Excellent - I'm sure it will be a lovely ride!
I dotwatched a couple of years ago, when I couldn't ride (as we'd had a baby just a few weeks before).
I really enjoyed it. I love maps and working out routes, and was familiar with some of the roads used, which helped. Also, having done the race before, I understood it from a rider's point of view.
I got a mix of people: I was lucky to be given one of the race leaders, I had a couple who were mid-pack, a straggler, a pair and one poor guy whose tracker didn't work so I had no idea where he was until he packed in.
For me, it was the next best thing to riding. I really got into following it, especially the battle at the front between James Hayden, Bjorn Lenhard and Jonas Goy. I learned things that have since been very useful when I have been racing and planning my route that I wouldn't have learned just from doing the ride.
My lead rider was scrupulous in adhering to the rules, but one of my dots made about 6 infringements on illegal roads. I spent most of my time on my lead rider. Partly because it was more important to the race but also because some of the others used a similar route so I didn't need to check it in detail.
The hard bits are in the mountains where there are often several routes parallel to each other. And countries without streetview are harder - Germany, Austria, Bosnia, etc - as it is useful to be able to look at the junctions for road signs.

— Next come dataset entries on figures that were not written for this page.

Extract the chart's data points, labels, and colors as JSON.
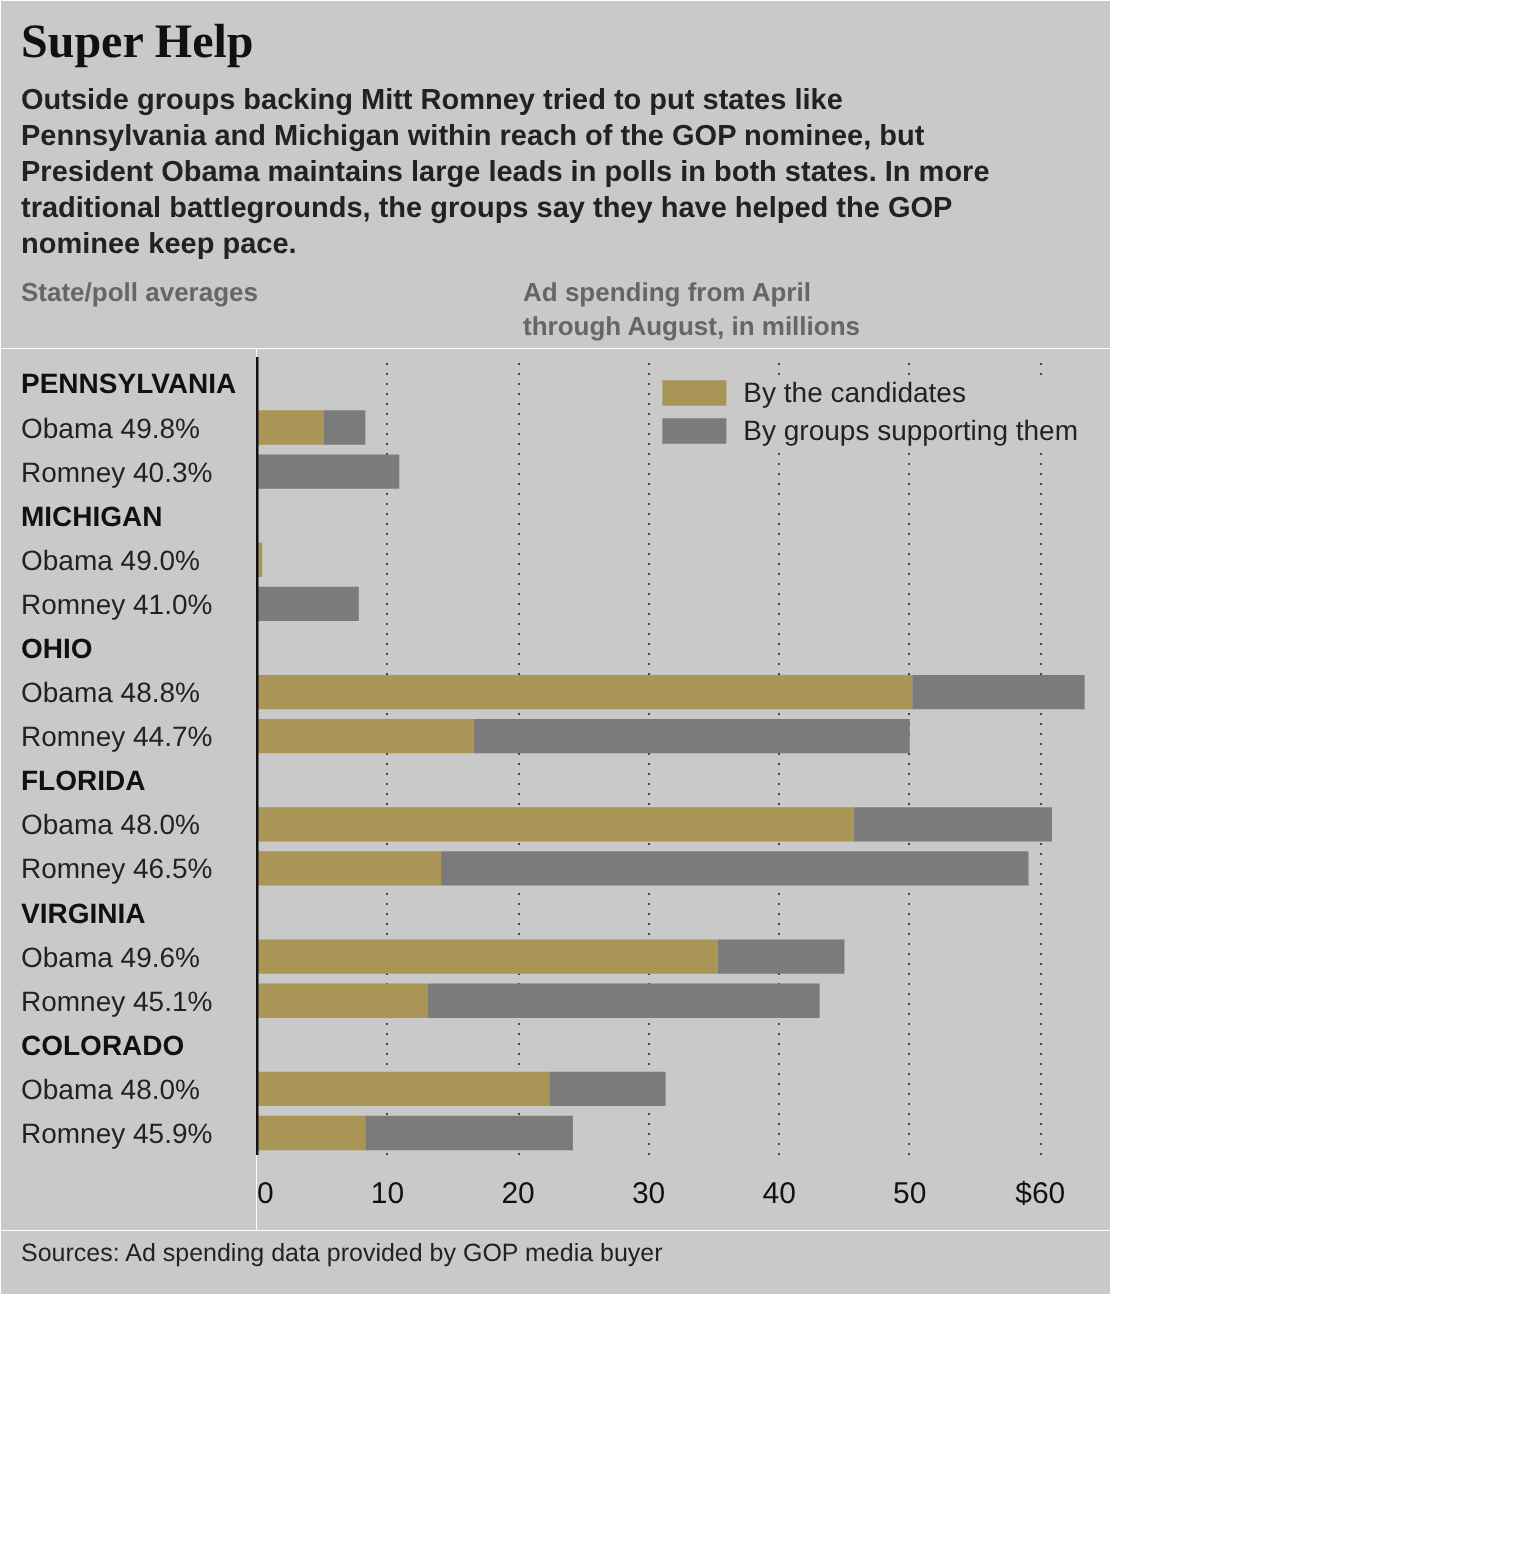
{
  "chart_data": {
    "type": "bar",
    "orientation": "horizontal",
    "stacked": true,
    "title": "Super Help",
    "subtitle": "Outside groups backing Mitt Romney tried to put states like Pennsylvania and Michigan within reach of the GOP nominee, but President Obama maintains large leads in polls in both states. In more traditional battlegrounds, the groups say they have helped the GOP nominee keep pace.",
    "ylabel": "State/poll averages",
    "xlabel": "Ad spending from April through August, in millions",
    "categories": [
      "PENNSYLVANIA",
      "Obama 49.8%",
      "Romney 40.3%",
      "MICHIGAN",
      "Obama 49.0%",
      "Romney 41.0%",
      "OHIO",
      "Obama 48.8%",
      "Romney 44.7%",
      "FLORIDA",
      "Obama 48.0%",
      "Romney 46.5%",
      "VIRGINIA",
      "Obama 49.6%",
      "Romney 45.1%",
      "COLORADO",
      "Obama 48.0%",
      "Romney 45.9%"
    ],
    "series": [
      {
        "name": "By the candidates",
        "color": "#a99555",
        "values": [
          null,
          5.1,
          null,
          null,
          0.4,
          null,
          null,
          50.2,
          16.6,
          null,
          45.7,
          14.1,
          null,
          35.3,
          13.1,
          null,
          22.4,
          8.3
        ]
      },
      {
        "name": "By groups supporting them",
        "color": "#7b7b7b",
        "values": [
          null,
          3.2,
          10.9,
          null,
          null,
          7.8,
          null,
          13.2,
          33.4,
          null,
          15.2,
          45.0,
          null,
          9.7,
          30.0,
          null,
          8.9,
          15.9
        ]
      }
    ],
    "xlim": [
      0,
      64.5
    ],
    "xticks": [
      0,
      10,
      20,
      30,
      40,
      50,
      {
        "value": 60,
        "label": "$60"
      }
    ],
    "grid": "x",
    "legend": "top right",
    "annotations": [
      "Sources: Ad spending data provided by GOP media buyer"
    ]
  }
}
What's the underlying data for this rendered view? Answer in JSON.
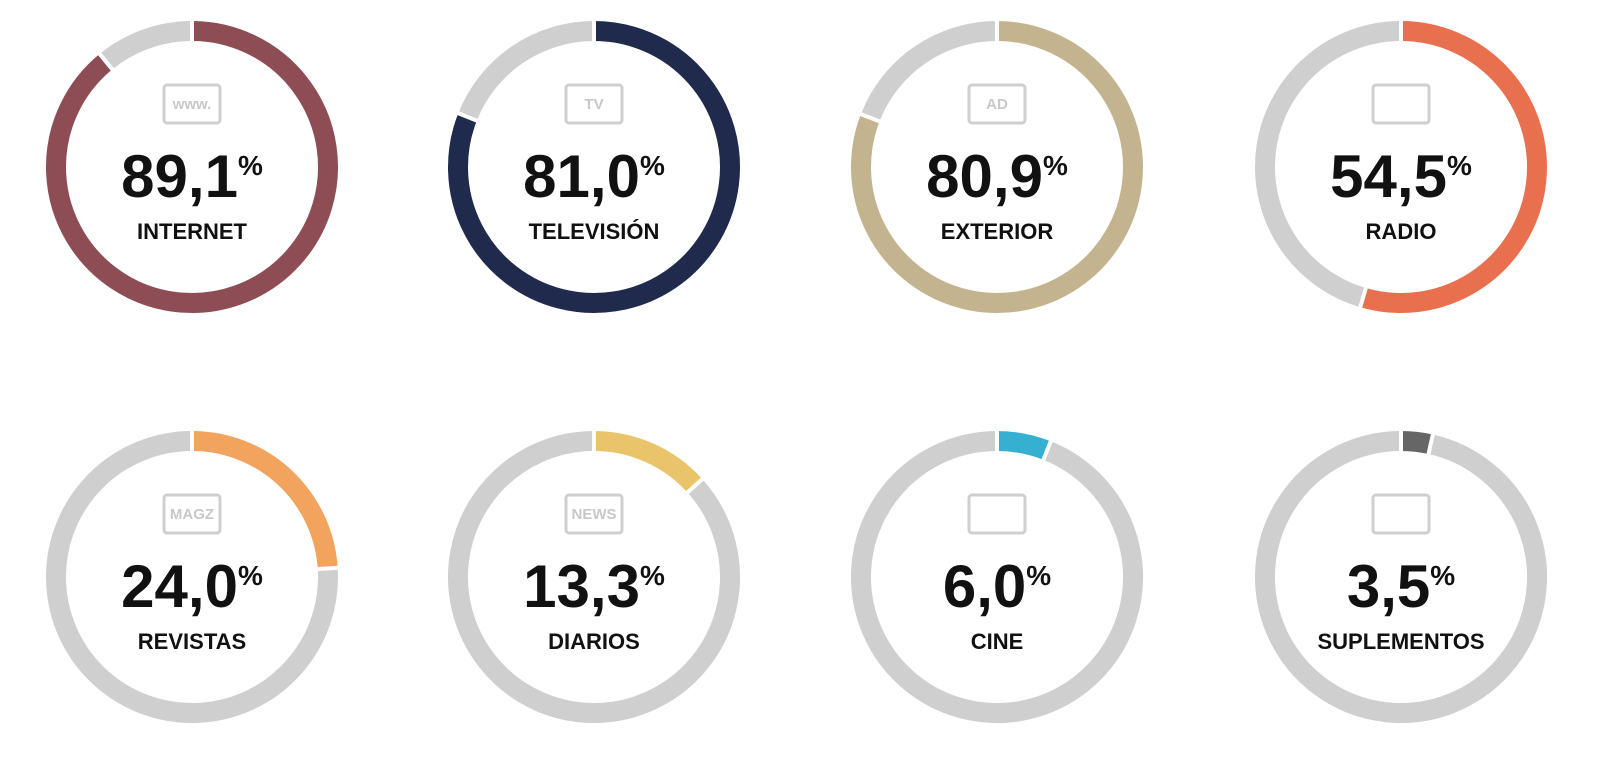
{
  "chart_data": [
    {
      "type": "donut",
      "title": "INTERNET",
      "values": [
        89.1
      ],
      "value_labels": [
        "89,1"
      ],
      "unit": "%",
      "color": "#8e4d55",
      "icon_label": "www."
    },
    {
      "type": "donut",
      "title": "TELEVISIÓN",
      "values": [
        81.0
      ],
      "value_labels": [
        "81,0"
      ],
      "unit": "%",
      "color": "#1f2a4c",
      "icon_label": "TV"
    },
    {
      "type": "donut",
      "title": "EXTERIOR",
      "values": [
        80.9
      ],
      "value_labels": [
        "80,9"
      ],
      "unit": "%",
      "color": "#c3b48f",
      "icon_label": "AD"
    },
    {
      "type": "donut",
      "title": "RADIO",
      "values": [
        54.5
      ],
      "value_labels": [
        "54,5"
      ],
      "unit": "%",
      "color": "#e8704f"
    },
    {
      "type": "donut",
      "title": "REVISTAS",
      "values": [
        24.0
      ],
      "value_labels": [
        "24,0"
      ],
      "unit": "%",
      "color": "#f2a45f",
      "icon_label": "MAGZ"
    },
    {
      "type": "donut",
      "title": "DIARIOS",
      "values": [
        13.3
      ],
      "value_labels": [
        "13,3"
      ],
      "unit": "%",
      "color": "#e9c46a",
      "icon_label": "NEWS"
    },
    {
      "type": "donut",
      "title": "CINE",
      "values": [
        6.0
      ],
      "value_labels": [
        "6,0"
      ],
      "unit": "%",
      "color": "#35b0d1"
    },
    {
      "type": "donut",
      "title": "SUPLEMENTOS",
      "values": [
        3.5
      ],
      "value_labels": [
        "3,5"
      ],
      "unit": "%",
      "color": "#666666"
    }
  ]
}
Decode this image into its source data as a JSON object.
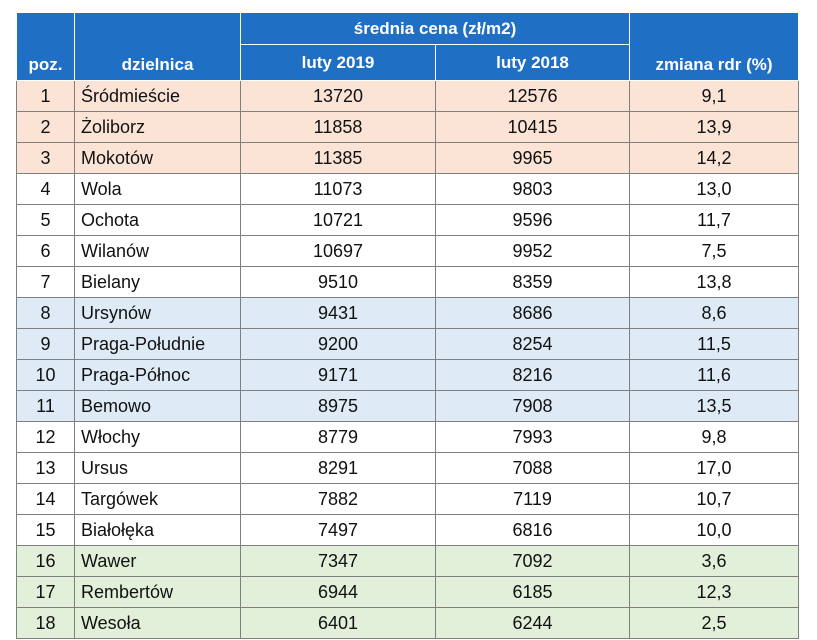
{
  "header": {
    "pos_label": "poz.",
    "district_label": "dzielnica",
    "price_group_label": "średnia cena (zł/m2)",
    "col_2019_label": "luty 2019",
    "col_2018_label": "luty 2018",
    "change_label": "zmiana rdr (%)"
  },
  "colors": {
    "header_bg": "#1f6fc5",
    "tier_top": "#fbe4d6",
    "tier_blue": "#deebf6",
    "tier_green": "#e2efd9"
  },
  "rows": [
    {
      "pos": "1",
      "district": "Śródmieście",
      "p2019": "13720",
      "p2018": "12576",
      "change": "9,1",
      "tier": "top"
    },
    {
      "pos": "2",
      "district": "Żoliborz",
      "p2019": "11858",
      "p2018": "10415",
      "change": "13,9",
      "tier": "top"
    },
    {
      "pos": "3",
      "district": "Mokotów",
      "p2019": "11385",
      "p2018": "9965",
      "change": "14,2",
      "tier": "top"
    },
    {
      "pos": "4",
      "district": "Wola",
      "p2019": "11073",
      "p2018": "9803",
      "change": "13,0",
      "tier": "mid"
    },
    {
      "pos": "5",
      "district": "Ochota",
      "p2019": "10721",
      "p2018": "9596",
      "change": "11,7",
      "tier": "mid"
    },
    {
      "pos": "6",
      "district": "Wilanów",
      "p2019": "10697",
      "p2018": "9952",
      "change": "7,5",
      "tier": "mid"
    },
    {
      "pos": "7",
      "district": "Bielany",
      "p2019": "9510",
      "p2018": "8359",
      "change": "13,8",
      "tier": "mid"
    },
    {
      "pos": "8",
      "district": "Ursynów",
      "p2019": "9431",
      "p2018": "8686",
      "change": "8,6",
      "tier": "blue"
    },
    {
      "pos": "9",
      "district": "Praga-Południe",
      "p2019": "9200",
      "p2018": "8254",
      "change": "11,5",
      "tier": "blue"
    },
    {
      "pos": "10",
      "district": "Praga-Północ",
      "p2019": "9171",
      "p2018": "8216",
      "change": "11,6",
      "tier": "blue"
    },
    {
      "pos": "11",
      "district": "Bemowo",
      "p2019": "8975",
      "p2018": "7908",
      "change": "13,5",
      "tier": "blue"
    },
    {
      "pos": "12",
      "district": "Włochy",
      "p2019": "8779",
      "p2018": "7993",
      "change": "9,8",
      "tier": "mid"
    },
    {
      "pos": "13",
      "district": "Ursus",
      "p2019": "8291",
      "p2018": "7088",
      "change": "17,0",
      "tier": "mid"
    },
    {
      "pos": "14",
      "district": "Targówek",
      "p2019": "7882",
      "p2018": "7119",
      "change": "10,7",
      "tier": "mid"
    },
    {
      "pos": "15",
      "district": "Białołęka",
      "p2019": "7497",
      "p2018": "6816",
      "change": "10,0",
      "tier": "mid"
    },
    {
      "pos": "16",
      "district": "Wawer",
      "p2019": "7347",
      "p2018": "7092",
      "change": "3,6",
      "tier": "green"
    },
    {
      "pos": "17",
      "district": "Rembertów",
      "p2019": "6944",
      "p2018": "6185",
      "change": "12,3",
      "tier": "green"
    },
    {
      "pos": "18",
      "district": "Wesoła",
      "p2019": "6401",
      "p2018": "6244",
      "change": "2,5",
      "tier": "green"
    }
  ]
}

It took me maybe an hour and a half per day for the first week, then less time as my riders finished or scratched. I then helped out on a few special analysis projects.
You really need two monitors (or one big one that you can split) so that you can look at maps at the same time as trackleaders / freeroute or whatever the dot is in.
Massive thanks to everyone who is helping - at controls, dotwatching or otherwise. If anyone wants any more info or advice on dotwatching, let me know: I wrote a short guide after I did it that I can share.